Phishing attacks are nothing new. They’ve certainly increased in sophistication over the past 20 years, but attackers have consistently used them to gain access to systems and information over the years for one good reason: They work. Technical attacks are very likely to trigger endpoint and network security controls that block them before they gain access. Phishing attacks are able to bypass these technical controls and directly target the weakest element of any security program: the susceptibility of end users to trickery and deceit.
Most organizations have fallen victim to a phishing attack at one time or another. Whether it’s a fake UPS delivery notification or a forged notice to download a legal document, attackers vary their techniques enough to trick new batches of users every day. After all, we all know now that any email we receive from a Nigerian prince is a scam. But we might be more likely to believe that an unexpected UPS delivery could contain a surprise gift from a friend or relative. Once a user clicks that link, it’s game over, as malware silently compromises the system and provides an attacker with a foothold on our network. It takes only a single user mistake to jeopardize an entire organization.
3 Tools to Mitigate the Threat of Phishing
Let’s look at three security controls that organizations can put in place today to reduce their risk of falling victim to a phishing attack.
Email gateways serve as the first line of defense. These solutions sit in front of an organization’s email traffic flow and watch for messages with suspicious content. This might be a malicious attachment or a questionable link. Messages that fail security tests are discarded or placed into a quarantine for further analysis.

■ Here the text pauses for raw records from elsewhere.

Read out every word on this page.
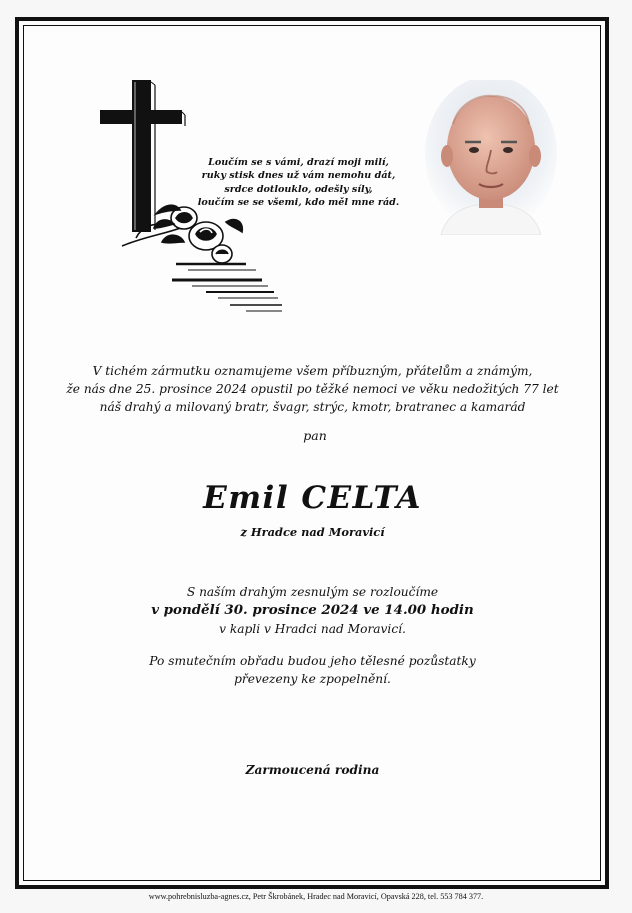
Loučím se s vámi, drazí moji milí,
ruky stisk dnes už vám nemohu dát,
srdce dotlouklo, odešly síly,
loučím se se všemi, kdo měl mne rád.
V tichém zármutku oznamujeme všem příbuzným, přátelům a známým,
že nás dne 25. prosince 2024 opustil po těžké nemoci ve věku nedožitých 77 let
náš drahý a milovaný bratr, švagr, strýc, kmotr, bratranec a kamarád
pan
Emil CELTA
z Hradce nad Moravicí
S naším drahým zesnulým se rozloučíme
v pondělí 30. prosince 2024 ve 14.00 hodin
v kapli v Hradci nad Moravicí.
Po smutečním obřadu budou jeho tělesné pozůstatky
převezeny ke zpopelnění.
Zarmoucená rodina
www.pohrebnisluzba-agnes.cz, Petr Škrobánek, Hradec nad Moravicí, Opavská 228, tel. 553 784 377.
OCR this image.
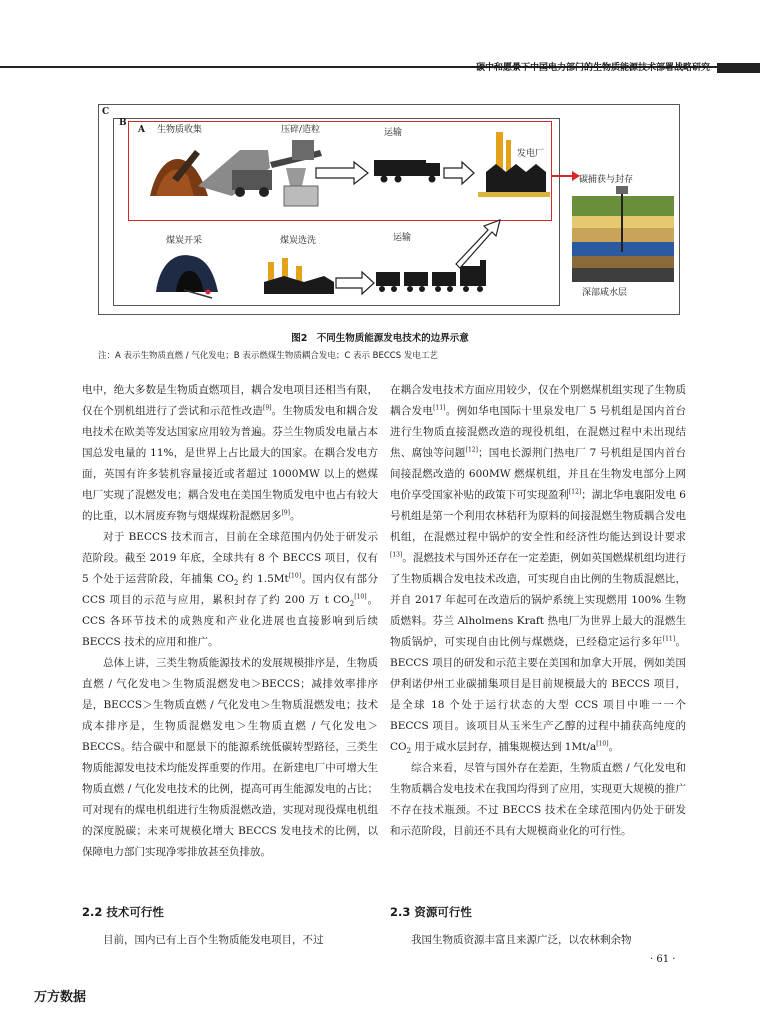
碳中和愿景下中国电力部门的生物质能源技术部署战略研究
C
B
A 生物质收集	压碎/造粒	运输
发电厂
碳捕获与封存
煤炭开采	煤炭选洗	运输
深部咸水层
图2　不同生物质能源发电技术的边界示意
注：A 表示生物质直燃 / 气化发电；B 表示燃煤生物质耦合发电；C 表示 BECCS 发电工艺

电中，绝大多数是生物质直燃项目，耦合发电项目还相当有限，仅在个别机组进行了尝试和示范性改造[9]。生物质发电和耦合发电技术在欧美等发达国家应用较为普遍。芬兰生物质发电量占本国总发电量的 11%，是世界上占比最大的国家。在耦合发电方面，英国有许多装机容量接近或者超过 1000MW 以上的燃煤电厂实现了混燃发电；耦合发电在美国生物质发电中也占有较大的比重，以木屑废弃物与烟煤煤粉混燃居多[9]。

对于 BECCS 技术而言，目前在全球范围内仍处于研发示范阶段。截至 2019 年底，全球共有 8 个 BECCS 项目，仅有 5 个处于运营阶段，年捕集 $CO_2$ 约 1.5Mt[10]。国内仅有部分 CCS 项目的示范与应用，累积封存了约 200 万 t $CO_2[10]$。CCS 各环节技术的成熟度和产业化进展也直接影响到后续 BECCS 技术的应用和推广。

总体上讲，三类生物质能源技术的发展规模排序是，生物质直燃 / 气化发电＞生物质混燃发电＞BECCS；减排效率排序是，BECCS＞生物质直燃 / 气化发电＞生物质混燃发电；技术成本排序是，生物质混燃发电＞生物质直燃 / 气化发电＞BECCS。结合碳中和愿景下的能源系统低碳转型路径，三类生物质能源发电技术均能发挥重要的作用。在新建电厂中可增大生物质直燃 / 气化发电技术的比例，提高可再生能源发电的占比；可对现有的煤电机组进行生物质混燃改造，实现对现役煤电机组的深度脱碳；未来可规模化增大 BECCS 发电技术的比例，以保障电力部门实现净零排放甚至负排放。

2.2 技术可行性
目前，国内已有上百个生物质能发电项目，不过

在耦合发电技术方面应用较少，仅在个别燃煤机组实现了生物质耦合发电[11]。例如华电国际十里泉发电厂 5 号机组是国内首台进行生物质直接混燃改造的现役机组，在混燃过程中未出现结焦、腐蚀等问题[12]；国电长源荆门热电厂 7 号机组是国内首台间接混燃改造的 600MW 燃煤机组，并且在生物发电部分上网电价享受国家补贴的政策下可实现盈利[12]；湖北华电襄阳发电 6 号机组是第一个利用农林秸秆为原料的间接混燃生物质耦合发电机组，在混燃过程中锅炉的安全性和经济性均能达到设计要求[13]。混燃技术与国外还存在一定差距，例如英国燃煤机组均进行了生物质耦合发电技术改造，可实现自由比例的生物质混燃比，并自 2017 年起可在改造后的锅炉系统上实现燃用 100% 生物质燃料。芬兰 Alholmens Kraft 热电厂为世界上最大的混燃生物质锅炉，可实现自由比例与煤燃烧，已经稳定运行多年[11]。BECCS 项目的研发和示范主要在美国和加拿大开展，例如美国伊利诺伊州工业碳捕集项目是目前规模最大的 BECCS 项目，是全球 18 个处于运行状态的大型 CCS 项目中唯一一个 BECCS 项目。该项目从玉米生产乙醇的过程中捕获高纯度的 $CO_2$ 用于咸水层封存，捕集规模达到 1Mt/a[10]。

综合来看，尽管与国外存在差距，生物质直燃 / 气化发电和生物质耦合发电技术在我国均得到了应用，实现更大规模的推广不存在技术瓶颈。不过 BECCS 技术在全球范围内仍处于研发和示范阶段，目前还不具有大规模商业化的可行性。

2.3 资源可行性
我国生物质资源丰富且来源广泛，以农林剩余物
· 61 ·
万方数据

DNS filtering tools play an important role as a backstop to email gateways. They use blacklists of known malicious sites and intercept user requests to access those URLs. Users who click a phishing link that made it through the email gateway are redirected to an internal site warning them that the link they clicked contains known malicious content and should be avoided.

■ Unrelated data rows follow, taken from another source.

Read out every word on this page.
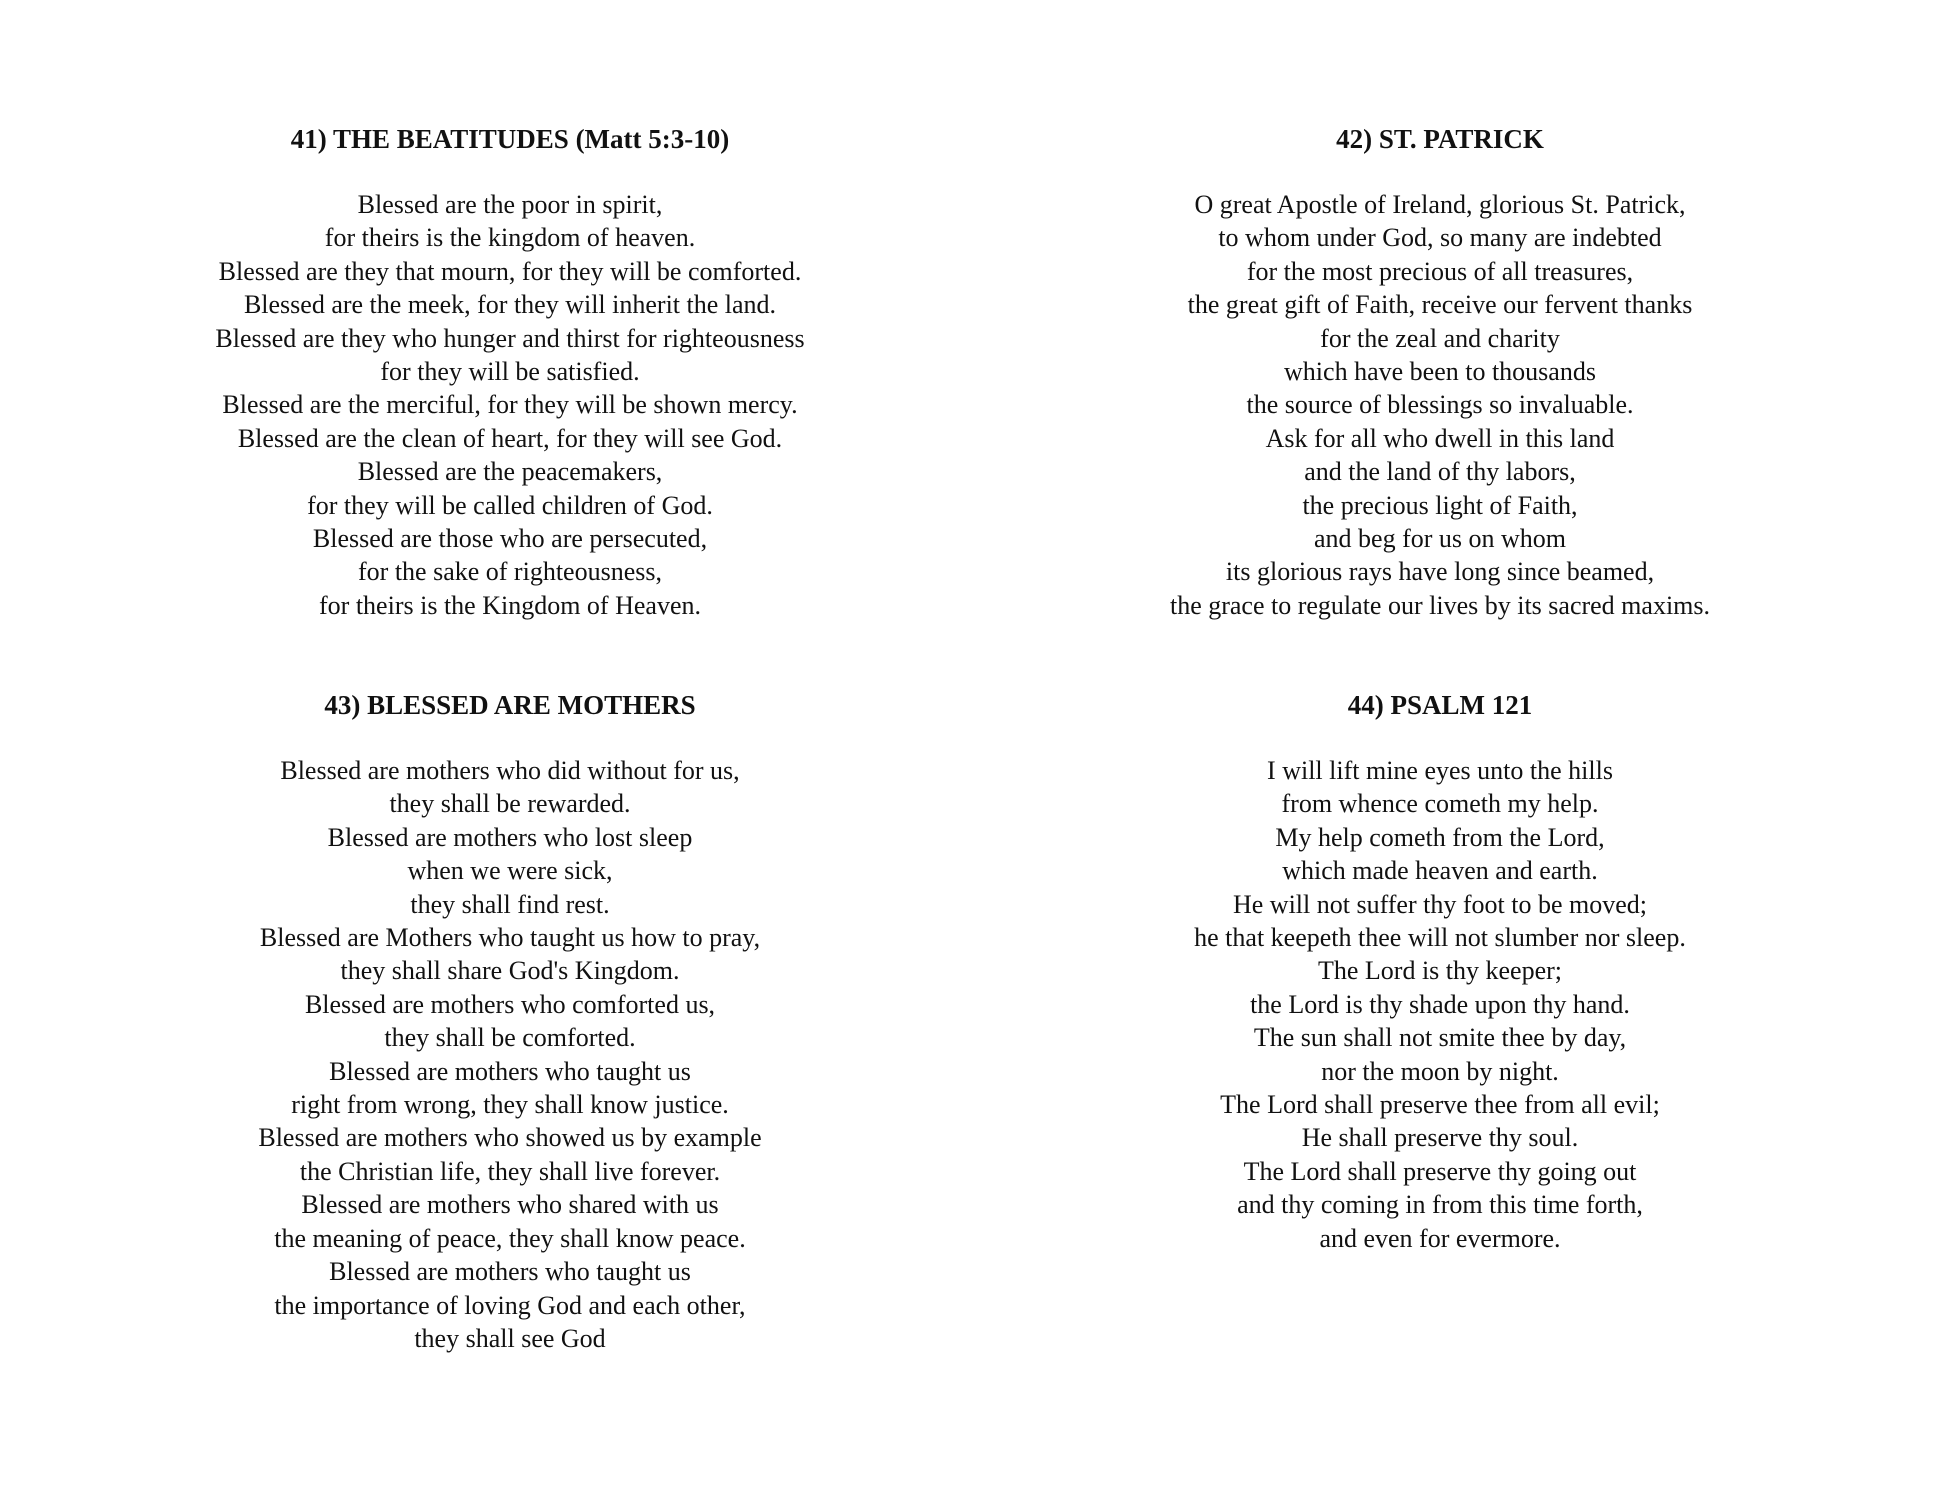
41) THE BEATITUDES (Matt 5:3-10)
Blessed are the poor in spirit,
for theirs is the kingdom of heaven.
Blessed are they that mourn, for they will be comforted.
Blessed are the meek, for they will inherit the land.
Blessed are they who hunger and thirst for righteousness
for they will be satisfied.
Blessed are the merciful, for they will be shown mercy.
Blessed are the clean of heart, for they will see God.
Blessed are the peacemakers,
for they will be called children of God.
Blessed are those who are persecuted,
for the sake of righteousness,
for theirs is the Kingdom of Heaven.
42) ST. PATRICK
O great Apostle of Ireland, glorious St. Patrick,
to whom under God, so many are indebted
for the most precious of all treasures,
the great gift of Faith, receive our fervent thanks
for the zeal and charity
which have been to thousands
the source of blessings so invaluable.
Ask for all who dwell in this land
and the land of thy labors,
the precious light of Faith,
and beg for us on whom
its glorious rays have long since beamed,
the grace to regulate our lives by its sacred maxims.
43) BLESSED ARE MOTHERS
Blessed are mothers who did without for us,
they shall be rewarded.
Blessed are mothers who lost sleep
when we were sick,
they shall find rest.
Blessed are Mothers who taught us how to pray,
they shall share God's Kingdom.
Blessed are mothers who comforted us,
they shall be comforted.
Blessed are mothers who taught us
right from wrong, they shall know justice.
Blessed are mothers who showed us by example
the Christian life, they shall live forever.
Blessed are mothers who shared with us
the meaning of peace, they shall know peace.
Blessed are mothers who taught us
the importance of loving God and each other,
they shall see God
44) PSALM 121
I will lift mine eyes unto the hills
from whence cometh my help.
My help cometh from the Lord,
which made heaven and earth.
He will not suffer thy foot to be moved;
he that keepeth thee will not slumber nor sleep.
The Lord is thy keeper;
the Lord is thy shade upon thy hand.
The sun shall not smite thee by day,
nor the moon by night.
The Lord shall preserve thee from all evil;
He shall preserve thy soul.
The Lord shall preserve thy going out
and thy coming in from this time forth,
and even for evermore.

Email gateways and DNS filters are technical controls, but we know that phishing is primarily a human problem. That leads to the third element of our anti-phishing toolkit: user education. We need our users to understand the risk posed by phishing attacks and to recognize and avoid suspicious links. The most effective way to do this is with simulated phishing attacks. Vendors now offer phishing education platforms that generate customized and targeted phishing messages, send them to users, track their success and direct victims to training that helps them improve their cybersecurity awareness.
These controls work. I know because we use them at CDW, and our experience is typical of those that I see at organizations every day. The first time we sent out a simulated phishing attack to CDW employees, more than 20 percent of our coworkers fell for the fake attack. A few weeks later, we did a second round of testing, and fewer than 5 percent of employees clicked the link. Today, phishing simulations rarely gain more than a handful of clicks.
These controls work. Isn’t it time that your organization adopted them?